Chaque samedi, un financier différent répond à nos questions. Il donne sa lecture des marchés, offre son point de vue sur la Bourse et lance quelques conseils d'investissement. Cette semaine, André Marsan, président de Sigma Alpha Capital.

Q. À votre avis, quel est l'événement le plus significatif des derniers jours à la Bourse?La hausse des taux d'intérêt à moyen et long terme. Les taux sur les obligations de 30 ans du Trésor américain sont passés de 4,48% à 4,71%. À notre avis, ces taux pourraient atteindre 6% à la fin de 2010, et 7% en 2011, même s'il n'y a pas de reprise inflationniste.

L'explication réside principalement dans l'augmentation marquée des ratios déficifit/PIB et dette/PIB (produit intérieur brut) dans presque tous les pays du monde, notamment aux États-Unis, aux Royaume-Uni, au Canada, au Japon, etc. Les taux d'intérêt vont devoir augmenter, afin de générer assez d'épargne pour financer toutes les obligations émises par les gouvernements.

L'alternative serait de hausser substantiellement les taxes et les impôts, pour réduire les déficits. Justement, le président Obama a dit, cette semaine, qu'il souhaitait imposer une nouvelle taxe d'environ 90 milliards de dollars aux 50 plus grandes institutions financières. Mais, dans nos démocraties, la solution des hausses d'impôt est presque un suicide politique.

Q. Quel indicateur surveillez-vous le plus attentivement en ce moment?

Il y en a plusieurs qui sont très importants: le revenu personnel disponible, le taux d'épargne personnel, le prix du pétrole, la production industrielle chinoise. Mais le plus importante reste les taux d'intérêt. Une remontée trop forte (au-delà de 4,5% sur les obligations US 10 ans qui sont autour de 3,75% en ce moment) pourrait provoquer une rechute de l'immobilier résidentiel et commercial, qui entraînerait à son tour une rechute du secteur financier et un nouvel effondrement des marchés.

Q. Que feriez-vous avec 10 000$ à investir?

Si vous pensez avoir besoin de cet argent d'ici trois à cinq ans, restez cash! Les marchés sont trop risqués. D'ailleurs, le peu de volume de transactions, sur les marchés, est un signe que les investisseurs ont très peu de conviction présentement.

Par contre, si ce montant constitue de l'épargne excédentaire dont vous n'aurez pas besoin immédiatement, séparez les 10 000$ en trois tranches: un tiers dans l'or, un tiers dans les marchés boursiers chinois et coréen, et un tiers en cash.

Q. Quel placement évitez-vous à tout prix?

Il faut éviter toutes les obligations qui ont une échéance de plus de trois ans. Je vendrais même à découvert les obligations de 30 ans (ndlr: la vente à découvert permet de profiter de la chute d'un titre).
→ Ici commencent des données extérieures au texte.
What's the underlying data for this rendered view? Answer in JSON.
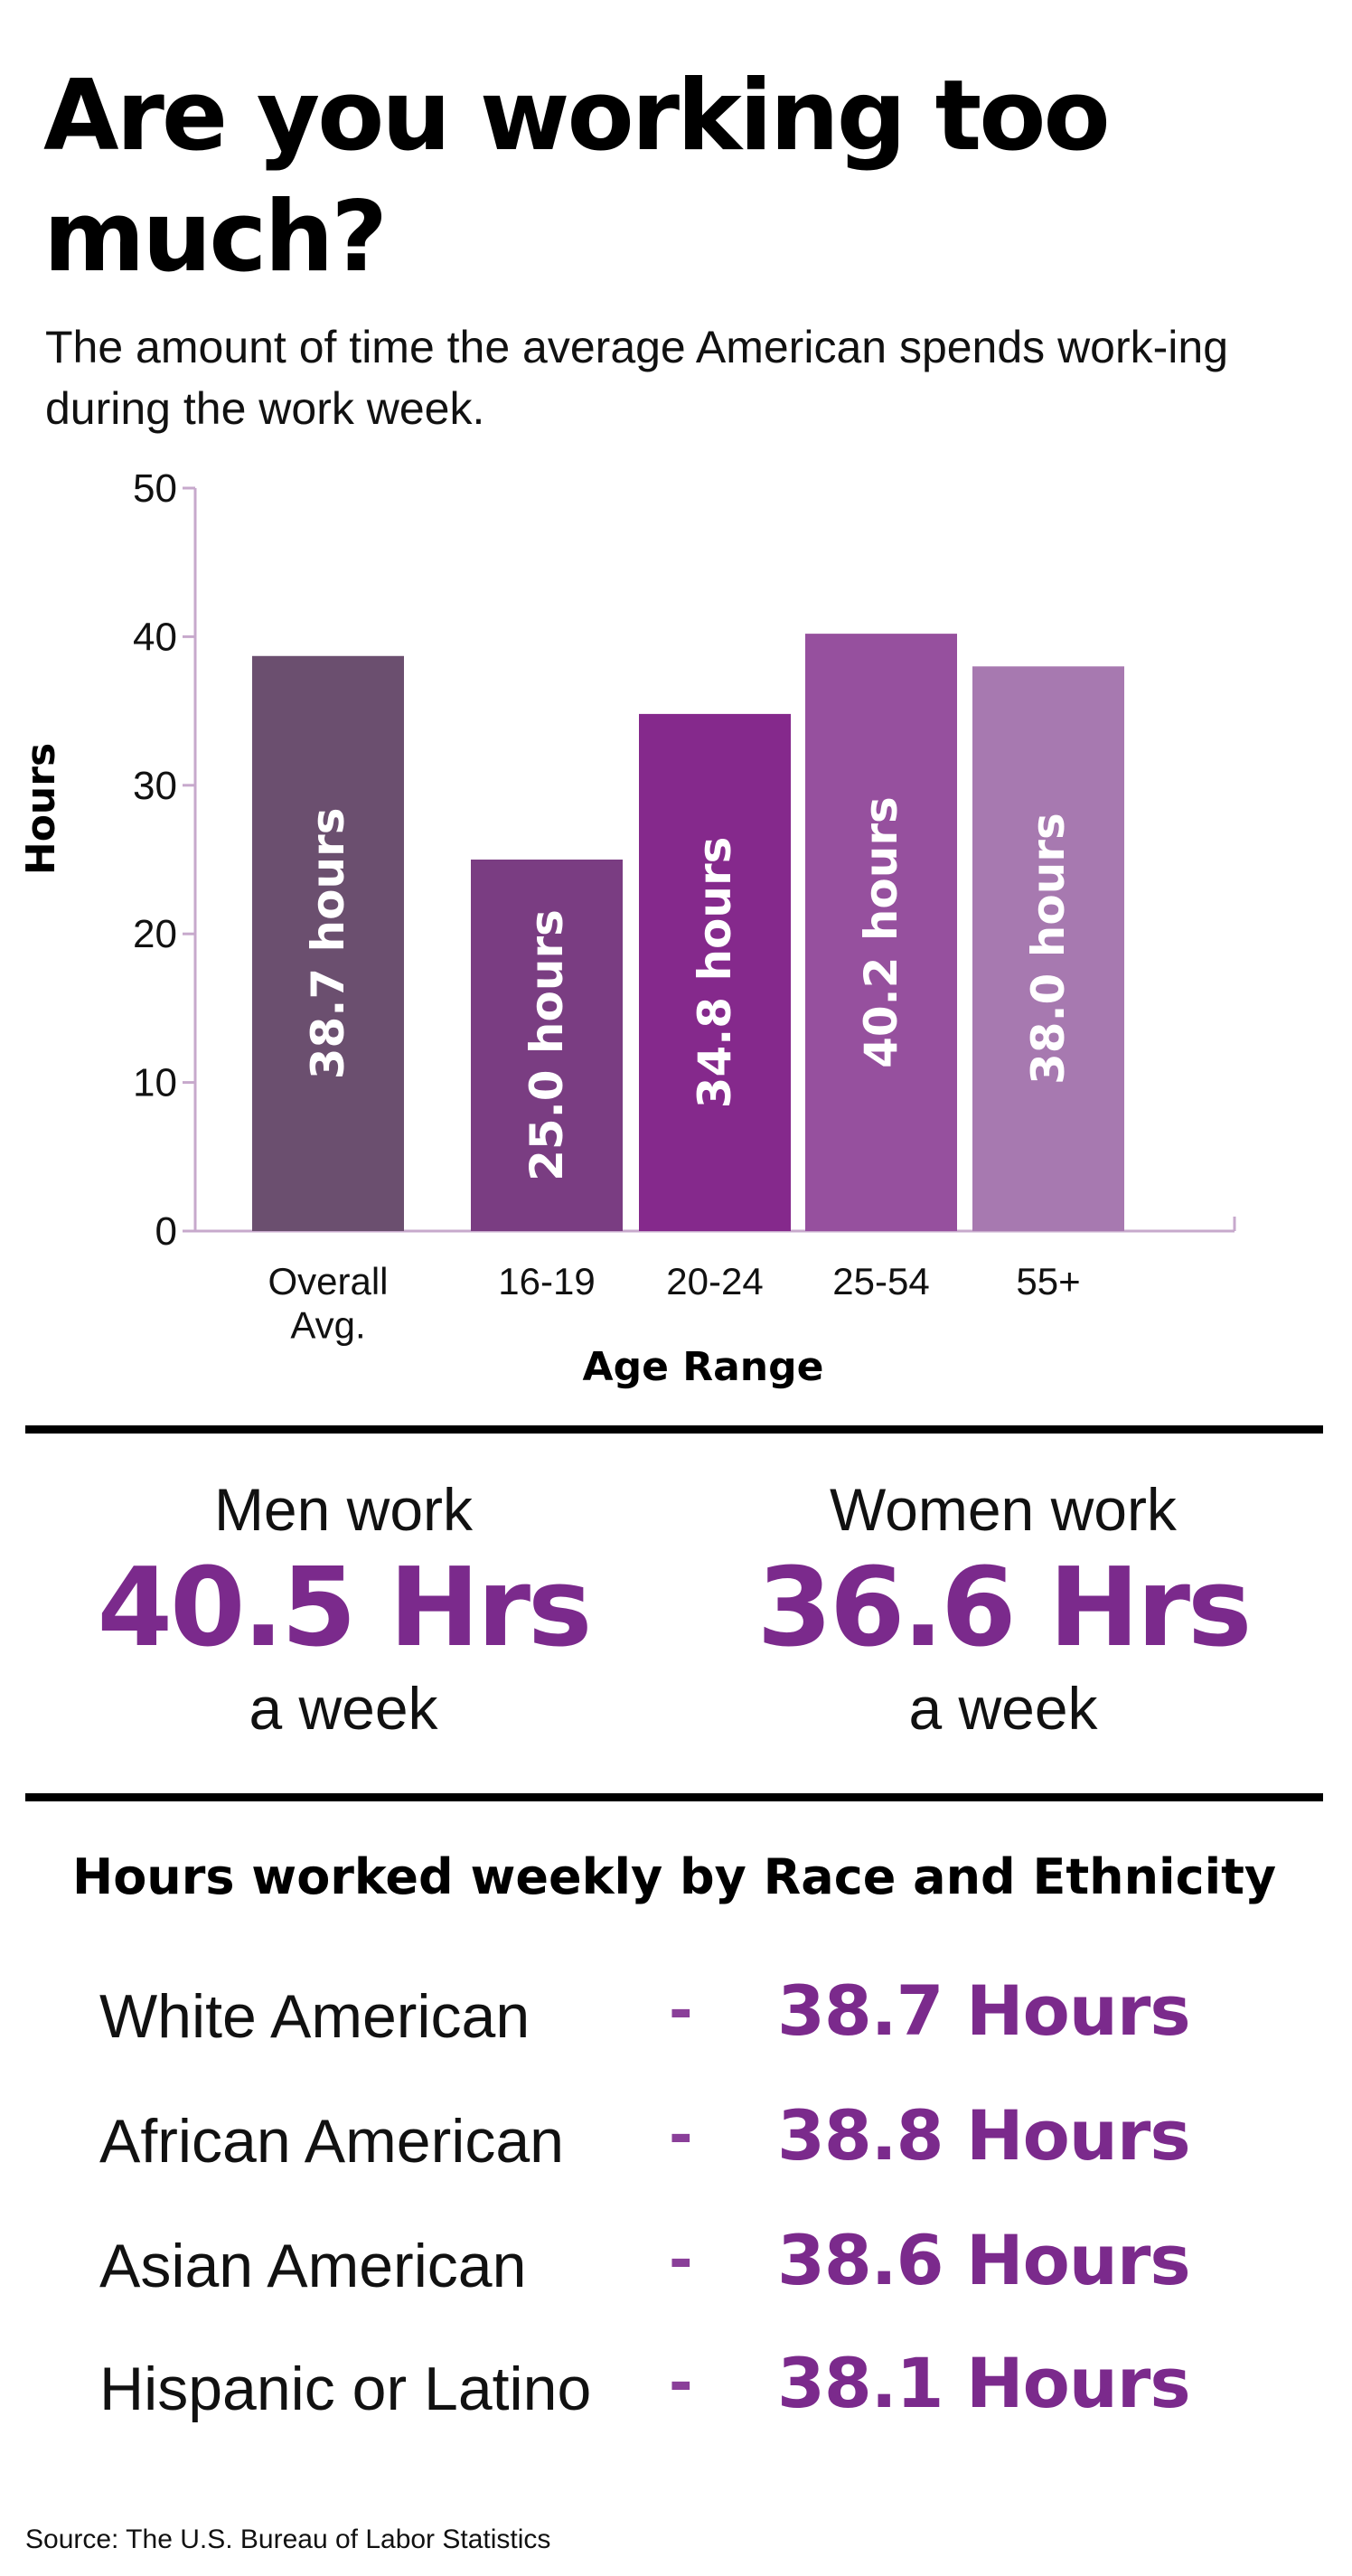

Q. Qu'est-ce que les marchés sous-estiment le plus présentement?

Les marchés financiers sous-estiment la gravité de l'impasse dans laquelle les gouvernements des pays développés se sont placés en voulant prendre des mesures monétaires et fiscales extrêmes pour se sortir de la crise économique et financière dans laquelle ils se sont vus soudainement plongés.

L'impasse dépend de l'ampleur des déficits encourus qui menace de faire monter les taux d'intérêt, ce qui mènerait facilement à une rechute de l'immobilier et à un affaiblissement du secteur bancaire.

L'impasse découle aussi du fait qu'on encourage les consommateurs à dépenser tous leurs revenus pour stimuler la croissance économique. Mais s'ils épargnent moins, qui financera les déficits?

Dans ce contexte, le meilleur scénario serait une reprise économique faible, avec peu d'inflation, de légères hausses des taxes pour réduire les déficits, et une politique monétaire expansionniste.

C'est le scénario le plus probable. Mais les risques sont élevés. C'est pourquoi je reste dans les marchés, qui ne sont pas si chers. Mais, je ne suis pas trop loin de la porte!